= Fred Bason =

English bookseller, writer, and broadcaster

Fred Bason (1907-1973) was an English diarist, bookseller, writer and broadcaster most famously known for his four volumes of diaries that were published between 1950 and 1960.

==Life==
Frederick Thomas Bason was born in Walworth, London on 29 August 1907. He always claimed himself to be a "true cockney", despite not having actually been born within the sound of 'Bow bells!' The only child of late in life parents, he remained a solitary individual for the majority of his life, never marrying himself. Although a lifelong bachelor, he lived much of his adult life with his housekeeper, Lizzie, of whom, from his diary entries, he was obviously very fond. Lizzie remained in his service until her death in 1960.

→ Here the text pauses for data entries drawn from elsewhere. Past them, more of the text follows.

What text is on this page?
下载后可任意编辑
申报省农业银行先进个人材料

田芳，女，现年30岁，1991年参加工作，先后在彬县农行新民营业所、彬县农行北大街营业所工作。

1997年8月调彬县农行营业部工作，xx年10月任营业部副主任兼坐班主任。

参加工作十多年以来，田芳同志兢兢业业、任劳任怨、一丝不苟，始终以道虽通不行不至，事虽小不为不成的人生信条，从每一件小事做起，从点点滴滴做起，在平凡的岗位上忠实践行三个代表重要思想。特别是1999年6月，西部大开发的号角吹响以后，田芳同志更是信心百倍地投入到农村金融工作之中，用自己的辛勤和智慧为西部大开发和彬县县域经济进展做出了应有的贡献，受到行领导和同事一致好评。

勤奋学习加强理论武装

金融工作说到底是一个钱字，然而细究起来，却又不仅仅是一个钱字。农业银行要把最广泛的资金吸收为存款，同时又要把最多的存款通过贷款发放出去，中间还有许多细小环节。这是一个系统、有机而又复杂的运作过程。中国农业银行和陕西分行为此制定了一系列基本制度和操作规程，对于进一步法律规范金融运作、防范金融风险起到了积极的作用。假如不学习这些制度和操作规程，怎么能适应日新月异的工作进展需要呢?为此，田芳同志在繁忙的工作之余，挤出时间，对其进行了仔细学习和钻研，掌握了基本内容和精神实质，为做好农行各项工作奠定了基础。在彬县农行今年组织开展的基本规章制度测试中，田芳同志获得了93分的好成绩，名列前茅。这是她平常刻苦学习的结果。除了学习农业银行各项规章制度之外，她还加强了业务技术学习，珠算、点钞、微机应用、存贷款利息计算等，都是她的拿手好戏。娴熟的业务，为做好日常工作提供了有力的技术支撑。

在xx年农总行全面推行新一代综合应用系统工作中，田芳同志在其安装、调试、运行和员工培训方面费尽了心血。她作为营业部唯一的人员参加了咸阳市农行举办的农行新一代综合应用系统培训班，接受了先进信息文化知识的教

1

At an early age he started keeping his diaries and found his vocation in buying and selling rare and second-hand books. It was through his experience finding that publications had a much greater re-sale value with the author's signature, that a lifelong obsession with autographs began. His essays were a regular feature of every edition of The Saturday Book between 1945 and 1972, presenting his work on the same platform as major literary and artistic figures of postwar Britain.

Through his literary interest he met numerous famous individuals, and his published diaries were edited and introduced by literary figures such as Nicolas Bentley, Michael Sadleir, Leonard Strong and Noël Coward.
He kept his diaries right up until his death on 3 July 1973 aged 65. Although having lived a rather humble life, living and dying in council rented property and always aspiring to earn just under the minimum UK Income Tax threshold, he left over £24,000 in his will, of which the majority was a bequest to set up a benevolent fund for writers.